Bis 1999 lebte die gebürtige Böblingerin in Rohr – dann zog sie zum Studium nach Mannheim. Mittlerweile lebt sie in Bad Cannstatt. „Durch meine Eltern, die noch immer in Rohr leben, bin ich nach wie vor im Stadtteil verwurzelt“, sagt die 34-Jährige. Folglich freut sich die Sängerin auch besonders, dass auch lokale Geschäfte die CD ins Angebot genommen haben. „Bei der Buchhandlung Hertfelder habe ich früher selbst eingekauft“, sagt Bürkle.

Ähnlich wie bei anderen Künstlern, mit denen sie gesprochen hat, nimmt Bürkle ihre Inspiration von überall her: Manchmal kommen ihr die Ideen für die eigenen Kompositionen auch in der Badewanne. „Ähnlich wie beim Träumen ist alles eine wilde Mischung“, sagt die Sängerin lachend. Was sie dann daraus macht, ist ganz unterschiedlich. Und wie bei jedem künstlerische Prozess, kann sie auch nicht abschätzen, wie lange es dauert, bis etwas Neues entsteht. Aber wenn es einmal fließt, dann fließt es eben, meint sie.

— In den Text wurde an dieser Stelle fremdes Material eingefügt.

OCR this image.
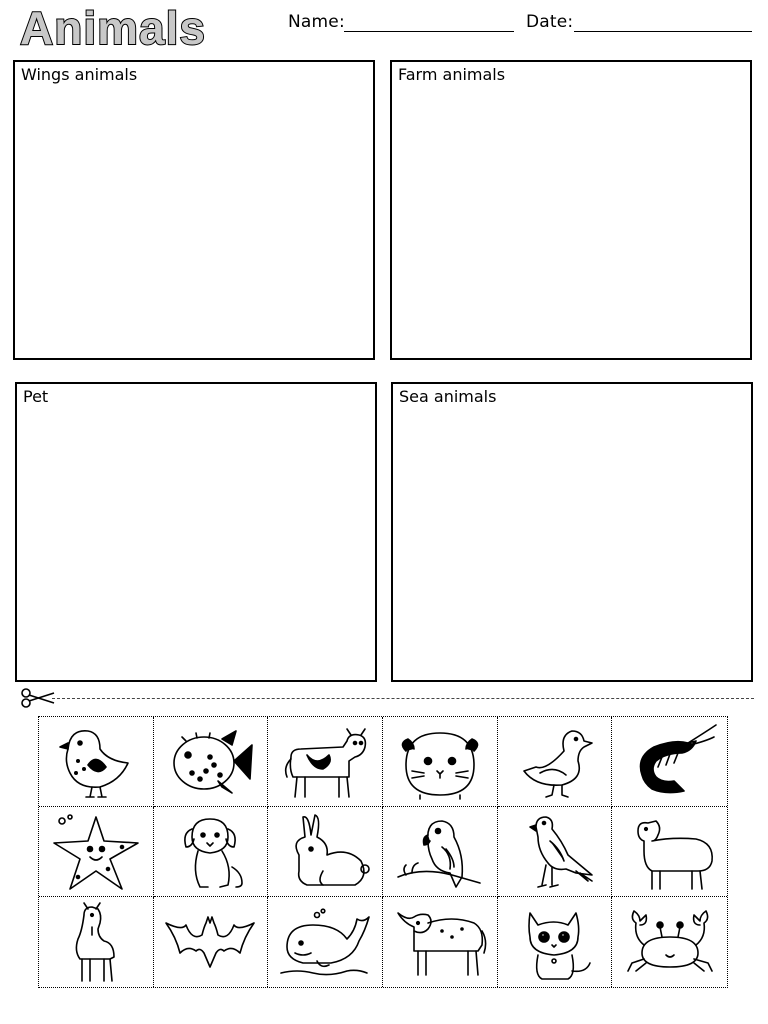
Animals	Name:	Date:
Wings animals	Farm animals
Pet	Sea animals
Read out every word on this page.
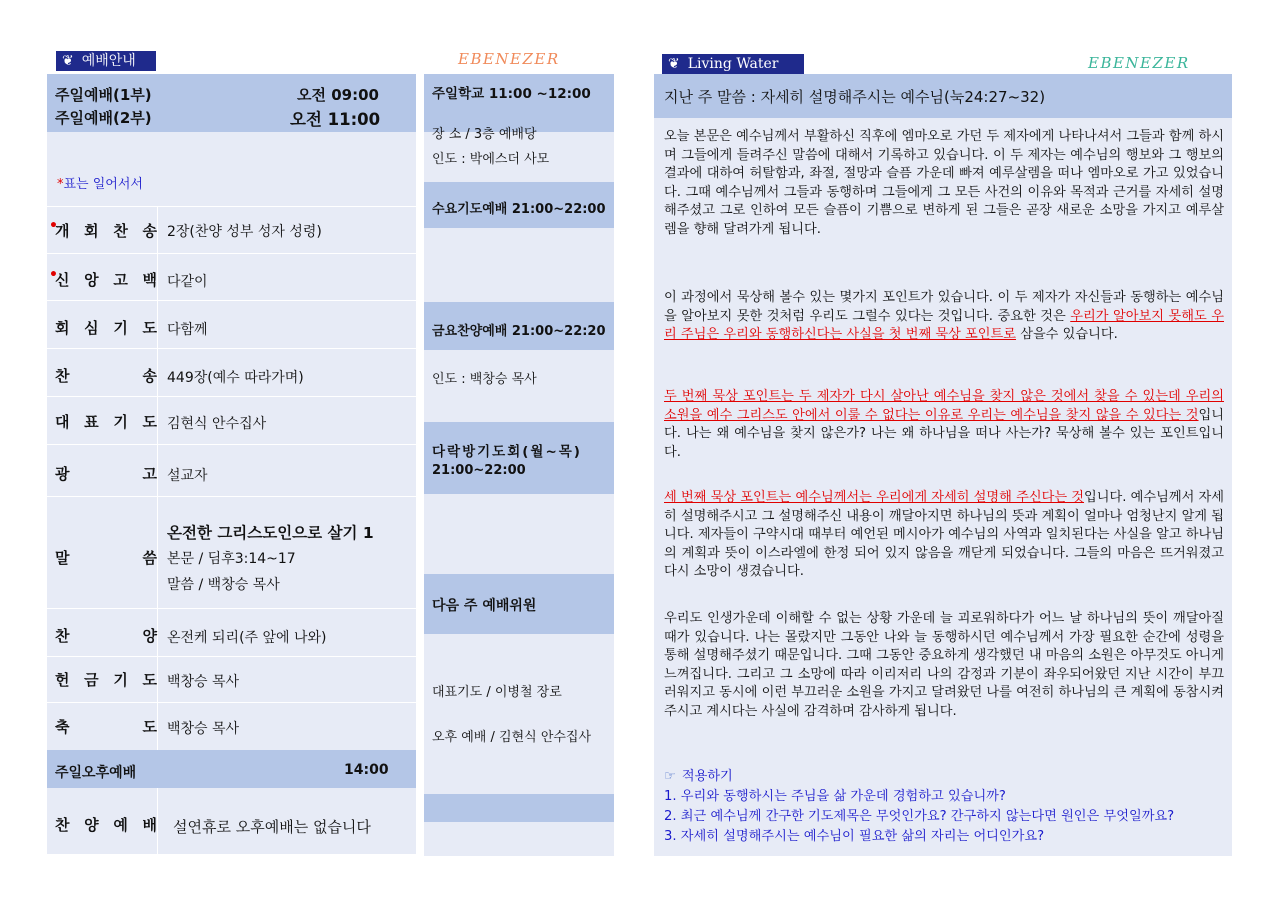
❦ 예배안내	EBENEZER	❦ Living Water	EBENEZER
주일예배(1부)	오전 09:00
주일예배(2부)	오전 11:00
*표는 일어서서
•
개 회 찬 송 2장(찬양 성부 성자 성령)
•
신 앙 고 백 다같이
회 심 기 도 다함께
찬	송 449장(예수 따라가며)
대 표 기 도 김현식 안수집사
광	고 설교자
말	씀
온전한 그리스도인으로 살기 1
본문 / 딤후3:14~17
말씀 / 백창승 목사
찬	양 온전케 되리(주 앞에 나와)
헌 금 기 도 백창승 목사
축	도 백창승 목사
주일오후예배	14:00
찬 양 예 배 설연휴로 오후예배는 없습니다
주일학교 11:00 ~12:00
장 소 / 3층 예배당
인도 : 박에스더 사모
수요기도예배 21:00~22:00
금요찬양예배 21:00~22:20
인도 : 백창승 목사
다락방기도회(월~목)
21:00~22:00
다음 주 예배위원
대표기도 / 이병철 장로
오후 예배 / 김현식 안수집사
지난 주 말씀 : 자세히 설명해주시는 예수님(눅24:27~32)
오늘 본문은 예수님께서 부활하신 직후에 엠마오로 가던 두 제자에게 나타나셔서 그들과 함께 하시며 그들에게 들려주신 말씀에 대해서 기록하고 있습니다. 이 두 제자는 예수님의 행보와 그 행보의 결과에 대하여 허탈함과, 좌절, 절망과 슬픔 가운데 빠져 예루살렘을 떠나 엠마오로 가고 있었습니다. 그때 예수님께서 그들과 동행하며 그들에게 그 모든 사건의 이유와 목적과 근거를 자세히 설명해주셨고 그로 인하여 모든 슬픔이 기쁨으로 변하게 된 그들은 곧장 새로운 소망을 가지고 예루살렘을 향해 달려가게 됩니다.
이 과정에서 묵상해 볼수 있는 몇가지 포인트가 있습니다. 이 두 제자가 자신들과 동행하는 예수님을 알아보지 못한 것처럼 우리도 그럴수 있다는 것입니다. 중요한 것은 우리가 알아보지 못해도 우리 주님은 우리와 동행하신다는 사실을 첫 번째 묵상 포인트로 삼을수 있습니다.
두 번째 묵상 포인트는 두 제자가 다시 살아난 예수님을 찾지 않은 것에서 찾을 수 있는데 우리의 소원을 예수 그리스도 안에서 이룰 수 없다는 이유로 우리는 예수님을 찾지 않을 수 있다는 것입니다. 나는 왜 예수님을 찾지 않은가? 나는 왜 하나님을 떠나 사는가? 묵상해 볼수 있는 포인트입니다.
세 번째 묵상 포인트는 예수님께서는 우리에게 자세히 설명해 주신다는 것입니다. 예수님께서 자세히 설명해주시고 그 설명해주신 내용이 깨달아지면 하나님의 뜻과 계획이 얼마나 엄청난지 알게 됩니다. 제자들이 구약시대 때부터 예언된 메시아가 예수님의 사역과 일치된다는 사실을 알고 하나님의 계획과 뜻이 이스라엘에 한정 되어 있지 않음을 깨닫게 되었습니다. 그들의 마음은 뜨거워졌고 다시 소망이 생겼습니다.
우리도 인생가운데 이해할 수 없는 상황 가운데 늘 괴로워하다가 어느 날 하나님의 뜻이 깨달아질 때가 있습니다. 나는 몰랐지만 그동안 나와 늘 동행하시던 예수님께서 가장 필요한 순간에 성령을 통해 설명해주셨기 때문입니다. 그때 그동안 중요하게 생각했던 내 마음의 소원은 아무것도 아니게 느껴집니다. 그리고 그 소망에 따라 이리저리 나의 감정과 기분이 좌우되어왔던 지난 시간이 부끄러워지고 동시에 이런 부끄러운 소원을 가지고 달려왔던 나를 여전히 하나님의 큰 계획에 동참시켜 주시고 계시다는 사실에 감격하며 감사하게 됩니다.
☞ 적용하기
1. 우리와 동행하시는 주님을 삶 가운데 경험하고 있습니까?
2. 최근 예수님께 간구한 기도제목은 무엇인가요? 간구하지 않는다면 원인은 무엇일까요?
3. 자세히 설명해주시는 예수님이 필요한 삶의 자리는 어디인가요?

Auch alte Lieder werden interpretiert

Oftmals nimmt sie ihre Inspiration auch aus der Begegnung mit anderen Künstlern. Im Jazz-Club Kiste in der Hauptstätter-straße 35 hat sie ihre Bandkollegen kennengelernt, mit denen sie nun als Barbara Bürkle Band die CD herausgebracht hat. Alexander Kuhn, Gee Hye Lee, Jens Loh und Daniel Mudrack unterstützen sie. „Ich fühle mich sehr von meiner Band getragen“, sagt die Sängerin. Zusammen schaffen es die Musiker, so Bürkle, eine Leidenschaft zu erzeugen, in die man richtig eintauchen könne. Herausgekommen sei ein Album, das eine eher positive Grundstimmung vermitteln möchte. „Ein wenig Sonnenschein ins Wohnzimmer bei all dem Grau“, sagt Bürkle und lacht. Trotzdem habe ihre Musik auch immer ein gewisses Maß an Tiefgang.

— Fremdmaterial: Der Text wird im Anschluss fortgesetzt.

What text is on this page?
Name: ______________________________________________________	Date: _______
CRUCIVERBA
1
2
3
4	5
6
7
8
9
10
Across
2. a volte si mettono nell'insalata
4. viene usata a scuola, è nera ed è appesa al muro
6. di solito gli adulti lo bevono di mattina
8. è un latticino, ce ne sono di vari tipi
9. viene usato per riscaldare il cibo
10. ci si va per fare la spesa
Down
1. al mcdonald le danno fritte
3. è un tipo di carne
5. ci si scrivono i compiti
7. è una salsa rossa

Die Vollblutmusikerin schreibt aber nicht nur eigene Songs: Auch Klassiker von Ella Fitzgerald, Aretha Franklin oder Diane Reeves gehören zu ihrem Repertoire – aber immer mit viel Liebe zur Musik und Lebensfreude interpretiert.

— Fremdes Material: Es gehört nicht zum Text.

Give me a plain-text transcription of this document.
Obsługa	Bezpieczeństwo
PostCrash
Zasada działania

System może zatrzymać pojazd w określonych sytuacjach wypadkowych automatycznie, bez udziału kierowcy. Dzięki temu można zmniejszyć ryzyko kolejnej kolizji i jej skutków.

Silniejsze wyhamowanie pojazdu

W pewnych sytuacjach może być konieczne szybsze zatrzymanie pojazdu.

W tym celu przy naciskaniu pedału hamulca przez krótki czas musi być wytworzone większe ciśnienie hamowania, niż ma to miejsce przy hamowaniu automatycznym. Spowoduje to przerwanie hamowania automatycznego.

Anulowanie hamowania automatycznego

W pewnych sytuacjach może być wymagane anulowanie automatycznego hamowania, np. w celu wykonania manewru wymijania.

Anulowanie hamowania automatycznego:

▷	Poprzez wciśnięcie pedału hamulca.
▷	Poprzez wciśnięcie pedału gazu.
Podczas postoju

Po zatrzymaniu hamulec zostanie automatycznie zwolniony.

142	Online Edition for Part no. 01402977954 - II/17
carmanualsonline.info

Auch einige ihrer ehemaligen Lehrer vom Hegel-Gymnasium in Vaihingen sind mittlerweile treue Zuhörer ihrer Musik geworden. „Als wir mit dem Barbara Bürkle Quintett im Oktober vor dem Landtag aufgetreten sind, kam eine Lehrerin zum Konzert“, sagt die 34-jährige Musikerin. Gerade über diese Kontakte zur alten Heimat freue sie sich sehr.